Par Marlyse Sibatcheu et F.E
Lapiro de Mbanga, prisonnier politique au Cameroun
Lapiro de Mbanga, prisonnier politique au Cameroun
Prison de Nkongsamba: Un instant avec Lapiro de Mbanga

C’est ici, à la prison principale, qu’il purge une peine non encore prononcée. Pour de nombreux gardiens, c’est “ un prisonnier qui peut nous causer des problèmes à tout moment. ” Il a été transféré de la prison de Mbanga pour la prison de Nkongsamba, par le juge d’instruction du tribunal de première instance de Mbanga, selon une ordonnance de renvoi datée du 10 juin 2008. Se déclarant incompétent pour connaître des faits qui lui sont reprochés, le tribunal de première instance l’a renvoyé devant le tribunal de grande instance du Moungo qui devra désormais juger Lapiro. Copieusement surveillé, certaines visites, comme celles de journalistes et leaders d’opinion par exemple, lui sont interdites.
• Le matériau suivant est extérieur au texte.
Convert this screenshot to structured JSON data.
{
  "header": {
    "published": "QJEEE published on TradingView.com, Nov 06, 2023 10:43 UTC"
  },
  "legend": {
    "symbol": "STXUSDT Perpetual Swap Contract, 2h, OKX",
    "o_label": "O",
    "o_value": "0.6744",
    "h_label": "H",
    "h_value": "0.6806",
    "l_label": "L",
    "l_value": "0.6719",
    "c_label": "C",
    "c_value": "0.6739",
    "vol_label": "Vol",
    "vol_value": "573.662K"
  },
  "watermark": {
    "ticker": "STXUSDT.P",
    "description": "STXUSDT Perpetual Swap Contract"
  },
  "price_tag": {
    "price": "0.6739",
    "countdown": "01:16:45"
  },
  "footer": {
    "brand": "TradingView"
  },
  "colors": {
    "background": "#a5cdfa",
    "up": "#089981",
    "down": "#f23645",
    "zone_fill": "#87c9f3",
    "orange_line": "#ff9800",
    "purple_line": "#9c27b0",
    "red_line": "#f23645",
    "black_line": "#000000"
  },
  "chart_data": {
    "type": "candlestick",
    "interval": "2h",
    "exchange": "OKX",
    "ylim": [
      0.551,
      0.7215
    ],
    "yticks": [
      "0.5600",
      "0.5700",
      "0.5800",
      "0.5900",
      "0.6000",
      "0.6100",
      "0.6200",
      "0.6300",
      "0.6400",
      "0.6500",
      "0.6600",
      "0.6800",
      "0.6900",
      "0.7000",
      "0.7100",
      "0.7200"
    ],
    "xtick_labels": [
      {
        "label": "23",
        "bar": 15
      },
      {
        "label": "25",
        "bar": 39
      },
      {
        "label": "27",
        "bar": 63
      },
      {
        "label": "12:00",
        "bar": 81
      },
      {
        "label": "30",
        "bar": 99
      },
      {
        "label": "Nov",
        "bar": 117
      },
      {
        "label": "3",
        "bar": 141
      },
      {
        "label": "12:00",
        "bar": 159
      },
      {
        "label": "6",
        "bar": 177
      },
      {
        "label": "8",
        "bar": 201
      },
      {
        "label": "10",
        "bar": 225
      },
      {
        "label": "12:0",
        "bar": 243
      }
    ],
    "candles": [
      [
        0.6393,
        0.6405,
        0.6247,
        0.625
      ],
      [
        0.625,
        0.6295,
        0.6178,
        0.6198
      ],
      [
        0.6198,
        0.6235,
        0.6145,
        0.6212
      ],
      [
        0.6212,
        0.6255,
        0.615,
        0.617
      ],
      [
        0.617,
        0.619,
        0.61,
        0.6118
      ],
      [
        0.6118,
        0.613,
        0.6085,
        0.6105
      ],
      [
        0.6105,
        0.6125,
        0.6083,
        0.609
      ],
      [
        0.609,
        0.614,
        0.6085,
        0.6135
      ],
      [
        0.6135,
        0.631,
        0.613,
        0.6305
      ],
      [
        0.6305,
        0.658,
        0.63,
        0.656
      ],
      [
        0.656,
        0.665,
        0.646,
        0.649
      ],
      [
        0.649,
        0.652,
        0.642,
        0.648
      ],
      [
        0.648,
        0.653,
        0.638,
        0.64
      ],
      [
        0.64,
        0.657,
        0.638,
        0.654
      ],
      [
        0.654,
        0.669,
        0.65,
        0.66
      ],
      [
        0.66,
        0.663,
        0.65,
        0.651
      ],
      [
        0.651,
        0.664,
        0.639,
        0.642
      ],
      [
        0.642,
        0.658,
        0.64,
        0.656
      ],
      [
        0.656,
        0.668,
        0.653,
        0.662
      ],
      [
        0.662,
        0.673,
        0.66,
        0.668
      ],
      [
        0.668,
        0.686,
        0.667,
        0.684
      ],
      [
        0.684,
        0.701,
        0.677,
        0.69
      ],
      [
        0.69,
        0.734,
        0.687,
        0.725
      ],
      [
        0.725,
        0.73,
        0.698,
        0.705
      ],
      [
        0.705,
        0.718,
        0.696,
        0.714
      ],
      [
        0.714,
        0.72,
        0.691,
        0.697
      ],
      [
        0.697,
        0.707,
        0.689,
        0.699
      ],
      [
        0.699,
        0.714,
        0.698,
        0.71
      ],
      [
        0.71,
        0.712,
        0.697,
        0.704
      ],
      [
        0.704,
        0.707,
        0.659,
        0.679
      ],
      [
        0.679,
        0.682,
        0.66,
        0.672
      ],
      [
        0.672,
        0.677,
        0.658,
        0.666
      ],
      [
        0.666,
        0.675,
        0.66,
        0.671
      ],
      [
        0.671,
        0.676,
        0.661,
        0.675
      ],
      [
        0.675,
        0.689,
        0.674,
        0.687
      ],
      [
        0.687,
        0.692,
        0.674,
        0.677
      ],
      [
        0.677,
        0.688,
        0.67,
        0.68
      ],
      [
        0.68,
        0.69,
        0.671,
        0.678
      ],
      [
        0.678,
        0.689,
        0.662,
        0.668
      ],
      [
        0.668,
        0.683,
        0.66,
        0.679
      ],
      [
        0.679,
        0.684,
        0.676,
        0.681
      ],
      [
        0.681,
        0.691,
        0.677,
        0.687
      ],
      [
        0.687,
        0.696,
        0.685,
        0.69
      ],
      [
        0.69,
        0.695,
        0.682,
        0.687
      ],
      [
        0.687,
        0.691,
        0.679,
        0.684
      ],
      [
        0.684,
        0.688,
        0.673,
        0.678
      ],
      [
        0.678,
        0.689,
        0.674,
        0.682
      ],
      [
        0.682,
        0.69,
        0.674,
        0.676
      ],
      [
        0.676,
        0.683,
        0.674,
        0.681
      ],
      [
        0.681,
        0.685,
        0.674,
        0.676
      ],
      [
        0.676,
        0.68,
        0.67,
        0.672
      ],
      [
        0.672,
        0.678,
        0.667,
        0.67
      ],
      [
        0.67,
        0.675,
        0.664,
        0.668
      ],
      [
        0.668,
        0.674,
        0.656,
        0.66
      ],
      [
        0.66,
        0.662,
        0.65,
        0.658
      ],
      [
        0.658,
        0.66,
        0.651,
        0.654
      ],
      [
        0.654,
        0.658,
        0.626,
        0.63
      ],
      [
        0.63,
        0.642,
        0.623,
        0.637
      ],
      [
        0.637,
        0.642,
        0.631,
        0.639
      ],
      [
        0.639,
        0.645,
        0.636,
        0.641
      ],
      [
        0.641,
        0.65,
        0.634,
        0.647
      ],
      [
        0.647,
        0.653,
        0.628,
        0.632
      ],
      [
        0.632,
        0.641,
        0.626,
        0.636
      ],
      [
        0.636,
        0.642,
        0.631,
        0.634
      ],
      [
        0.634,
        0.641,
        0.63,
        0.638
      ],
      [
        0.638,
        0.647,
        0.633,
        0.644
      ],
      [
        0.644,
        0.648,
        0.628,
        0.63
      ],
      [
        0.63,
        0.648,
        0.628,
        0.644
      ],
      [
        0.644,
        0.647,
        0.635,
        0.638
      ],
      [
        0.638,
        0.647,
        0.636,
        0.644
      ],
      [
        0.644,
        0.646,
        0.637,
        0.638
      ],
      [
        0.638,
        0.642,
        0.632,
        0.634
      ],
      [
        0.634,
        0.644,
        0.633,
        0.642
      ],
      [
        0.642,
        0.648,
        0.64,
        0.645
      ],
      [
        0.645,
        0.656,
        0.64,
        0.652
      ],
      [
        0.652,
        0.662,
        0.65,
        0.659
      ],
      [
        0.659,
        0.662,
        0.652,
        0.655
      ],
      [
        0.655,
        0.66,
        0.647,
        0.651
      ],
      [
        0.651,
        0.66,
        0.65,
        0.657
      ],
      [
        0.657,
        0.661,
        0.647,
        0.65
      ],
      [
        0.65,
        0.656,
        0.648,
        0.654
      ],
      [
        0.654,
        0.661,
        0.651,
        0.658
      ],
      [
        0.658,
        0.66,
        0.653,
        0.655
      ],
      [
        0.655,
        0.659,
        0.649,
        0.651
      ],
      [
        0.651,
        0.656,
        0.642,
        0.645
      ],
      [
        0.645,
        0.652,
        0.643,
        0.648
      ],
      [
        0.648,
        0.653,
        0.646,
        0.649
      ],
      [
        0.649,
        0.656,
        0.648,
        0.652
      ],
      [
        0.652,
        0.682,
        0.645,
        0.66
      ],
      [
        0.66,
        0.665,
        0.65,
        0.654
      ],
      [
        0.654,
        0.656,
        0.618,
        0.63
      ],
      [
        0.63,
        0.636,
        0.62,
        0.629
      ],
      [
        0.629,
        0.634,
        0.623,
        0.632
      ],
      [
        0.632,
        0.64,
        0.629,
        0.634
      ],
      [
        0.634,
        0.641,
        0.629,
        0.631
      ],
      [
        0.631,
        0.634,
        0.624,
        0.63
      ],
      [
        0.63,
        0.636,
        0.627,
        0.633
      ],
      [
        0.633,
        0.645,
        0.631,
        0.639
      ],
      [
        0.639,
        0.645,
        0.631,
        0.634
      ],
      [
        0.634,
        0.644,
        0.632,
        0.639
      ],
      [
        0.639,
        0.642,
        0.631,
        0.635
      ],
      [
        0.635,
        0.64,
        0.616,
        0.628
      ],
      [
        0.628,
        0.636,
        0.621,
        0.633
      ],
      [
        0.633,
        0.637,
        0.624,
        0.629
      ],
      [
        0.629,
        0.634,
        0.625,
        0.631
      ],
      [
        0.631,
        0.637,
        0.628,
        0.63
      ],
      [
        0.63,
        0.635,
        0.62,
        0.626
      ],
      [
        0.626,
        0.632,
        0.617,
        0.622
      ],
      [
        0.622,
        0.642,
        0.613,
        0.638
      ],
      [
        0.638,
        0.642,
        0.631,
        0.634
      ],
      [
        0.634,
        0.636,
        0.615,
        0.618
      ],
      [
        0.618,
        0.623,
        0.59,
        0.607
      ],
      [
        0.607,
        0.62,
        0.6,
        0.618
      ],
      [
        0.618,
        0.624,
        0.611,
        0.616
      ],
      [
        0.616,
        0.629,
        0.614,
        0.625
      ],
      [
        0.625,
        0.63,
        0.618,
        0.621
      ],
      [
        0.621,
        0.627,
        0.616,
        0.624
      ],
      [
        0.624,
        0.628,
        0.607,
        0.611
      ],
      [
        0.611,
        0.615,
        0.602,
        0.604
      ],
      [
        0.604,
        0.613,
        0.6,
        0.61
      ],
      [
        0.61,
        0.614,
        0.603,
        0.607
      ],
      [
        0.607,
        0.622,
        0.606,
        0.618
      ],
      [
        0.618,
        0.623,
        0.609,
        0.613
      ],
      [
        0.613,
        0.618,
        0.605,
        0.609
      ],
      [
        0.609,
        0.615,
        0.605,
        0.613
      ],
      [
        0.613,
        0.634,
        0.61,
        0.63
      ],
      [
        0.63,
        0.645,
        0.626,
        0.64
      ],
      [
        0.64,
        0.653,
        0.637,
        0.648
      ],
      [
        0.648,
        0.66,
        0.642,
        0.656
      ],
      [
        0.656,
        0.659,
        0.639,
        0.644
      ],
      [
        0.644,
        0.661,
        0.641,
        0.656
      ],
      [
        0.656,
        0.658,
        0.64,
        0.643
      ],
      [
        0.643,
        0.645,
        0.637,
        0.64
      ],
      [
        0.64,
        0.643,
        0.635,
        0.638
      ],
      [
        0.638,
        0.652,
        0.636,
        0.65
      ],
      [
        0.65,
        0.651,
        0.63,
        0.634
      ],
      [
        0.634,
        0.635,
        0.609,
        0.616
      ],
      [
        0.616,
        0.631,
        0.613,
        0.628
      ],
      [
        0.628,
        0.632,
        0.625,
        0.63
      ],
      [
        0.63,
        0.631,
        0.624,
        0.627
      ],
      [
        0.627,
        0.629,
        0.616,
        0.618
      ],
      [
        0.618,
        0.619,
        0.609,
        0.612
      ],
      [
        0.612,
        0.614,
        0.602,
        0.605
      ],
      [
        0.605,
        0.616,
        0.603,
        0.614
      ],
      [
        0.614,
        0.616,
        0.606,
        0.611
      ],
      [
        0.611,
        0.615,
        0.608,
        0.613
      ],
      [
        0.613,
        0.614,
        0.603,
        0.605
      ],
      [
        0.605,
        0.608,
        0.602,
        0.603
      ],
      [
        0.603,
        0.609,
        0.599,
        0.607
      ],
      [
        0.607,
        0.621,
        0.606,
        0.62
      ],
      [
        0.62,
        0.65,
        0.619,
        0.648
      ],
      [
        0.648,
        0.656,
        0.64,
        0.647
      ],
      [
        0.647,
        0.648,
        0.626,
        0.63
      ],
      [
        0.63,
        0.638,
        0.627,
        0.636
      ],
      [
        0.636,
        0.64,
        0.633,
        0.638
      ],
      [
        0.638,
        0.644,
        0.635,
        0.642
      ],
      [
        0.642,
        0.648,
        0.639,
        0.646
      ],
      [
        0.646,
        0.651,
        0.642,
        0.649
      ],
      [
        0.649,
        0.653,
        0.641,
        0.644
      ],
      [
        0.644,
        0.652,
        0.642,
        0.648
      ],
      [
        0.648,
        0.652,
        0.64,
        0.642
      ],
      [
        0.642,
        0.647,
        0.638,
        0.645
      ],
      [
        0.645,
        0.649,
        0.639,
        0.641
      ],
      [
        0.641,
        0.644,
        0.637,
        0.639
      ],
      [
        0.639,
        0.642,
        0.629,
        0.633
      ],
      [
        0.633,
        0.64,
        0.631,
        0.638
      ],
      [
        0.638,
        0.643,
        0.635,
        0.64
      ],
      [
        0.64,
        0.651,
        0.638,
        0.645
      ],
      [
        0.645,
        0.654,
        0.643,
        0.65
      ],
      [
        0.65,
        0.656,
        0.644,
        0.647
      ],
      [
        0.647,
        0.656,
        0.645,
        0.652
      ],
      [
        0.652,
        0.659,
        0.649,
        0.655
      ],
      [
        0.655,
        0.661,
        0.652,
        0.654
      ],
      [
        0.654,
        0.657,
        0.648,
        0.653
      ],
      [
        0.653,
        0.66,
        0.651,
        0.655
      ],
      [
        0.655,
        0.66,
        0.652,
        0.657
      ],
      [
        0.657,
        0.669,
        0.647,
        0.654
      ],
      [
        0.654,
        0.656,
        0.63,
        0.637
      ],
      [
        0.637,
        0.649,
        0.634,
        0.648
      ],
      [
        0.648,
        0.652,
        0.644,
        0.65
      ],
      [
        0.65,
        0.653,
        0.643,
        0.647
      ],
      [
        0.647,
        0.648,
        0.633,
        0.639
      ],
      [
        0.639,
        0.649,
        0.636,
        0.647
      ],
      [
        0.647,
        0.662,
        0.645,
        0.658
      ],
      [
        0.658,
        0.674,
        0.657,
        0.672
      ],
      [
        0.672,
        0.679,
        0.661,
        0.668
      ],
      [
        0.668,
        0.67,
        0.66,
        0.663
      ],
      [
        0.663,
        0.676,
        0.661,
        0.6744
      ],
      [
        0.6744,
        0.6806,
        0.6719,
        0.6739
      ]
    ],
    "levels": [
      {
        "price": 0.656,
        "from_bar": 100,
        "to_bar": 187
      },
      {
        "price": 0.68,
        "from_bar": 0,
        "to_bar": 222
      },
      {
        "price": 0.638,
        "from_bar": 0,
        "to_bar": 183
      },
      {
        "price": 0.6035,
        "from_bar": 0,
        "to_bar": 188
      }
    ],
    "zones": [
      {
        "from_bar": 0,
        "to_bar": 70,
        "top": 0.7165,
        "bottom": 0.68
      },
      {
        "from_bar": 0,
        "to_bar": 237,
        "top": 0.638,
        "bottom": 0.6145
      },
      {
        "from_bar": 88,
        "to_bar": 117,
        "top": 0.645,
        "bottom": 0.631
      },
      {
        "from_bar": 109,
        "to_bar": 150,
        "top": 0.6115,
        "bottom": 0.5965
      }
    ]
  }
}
Ce dimanche, le campus carcéral qui date de l’époque coloniale affiche sa mine de désespoir. Les cagibis des gardiens tombent en ruines. Sous une tente recouverte de nattes perforées, des visiteurs attendent qu’on fasse venir “ leur prisonnier ”. Comme l’indique le gardien, “ il est interdit de voir quelqu’un dans sa cellule. On vous enregistre, on le fait venir à un point de rencontre, et là, vous pouvez parler. ” Quand le nom du prisonnier est prononcé, le visiteur se présente à la guérite. Un gardien famélique, amaigri, avec des traits de visage aussi durs que des billons sur sol granitique, exige de se faire corrompre pour entrer. 1000 ou 2000

Fcfa suffisent pour ceux qui n’ont pas le permis de communiquer.
Le hall de la prison est crasseux. Deux geôliers, arme au poing, sont assis sur une chaise de bois fantomale. Une table abritant presqu’une termitière leur sert de bureau. Le bois qui forme la charpente, noir au départ, est devenu marron et perforé à force de résister au temps. Sur le tableau d’affichage, on constate que 25 personnes sont en corvée. Le vestibule de cette maison qui compte quelque 480 pensionnaires peut s’écrouler à tout moment. Au fond, on entend quelques bruits discrets des prisonniers habitant une dizaine de cellules réparties dans deux quartiers : celui des prévenus et celui des condamnés. “ Mais comme les prévenus sont plus nombreux que les condamnés, certains se retrouvent dans le quartier des condamnés ”, explique quelqu’un dans le hall.

Derrière les barreaux

Impossible de voir entièrement le prisonnier. Seul son visage est mis à découvert derrière une grille qui fait penser au tétanos. La “ boule zéro ” de Lapiro de Mbanga apparaît du fond d’une antichambre peu éclairée. Des bouts de cheveux blancs tentent de prospérer sur son crâne. Les traits de visage restent les mêmes, sauf qu’ils ont perdu en épaisseur. “ Tara, je ne pèse plus que 65 kg alors que j’en avais 85 quand j’arrivais ici ”, lâche Ndinga Man. “ Ce n’est pas la prison ici, mais un camp de concentration ”, ajoute-t-il avec un peu d’humour. De temps en temps, des personnes avec qui il est désormais familier l’interpellent. “ Majestor ”, lancent-ils, et lui de répondre : “ Yè yèee ! ”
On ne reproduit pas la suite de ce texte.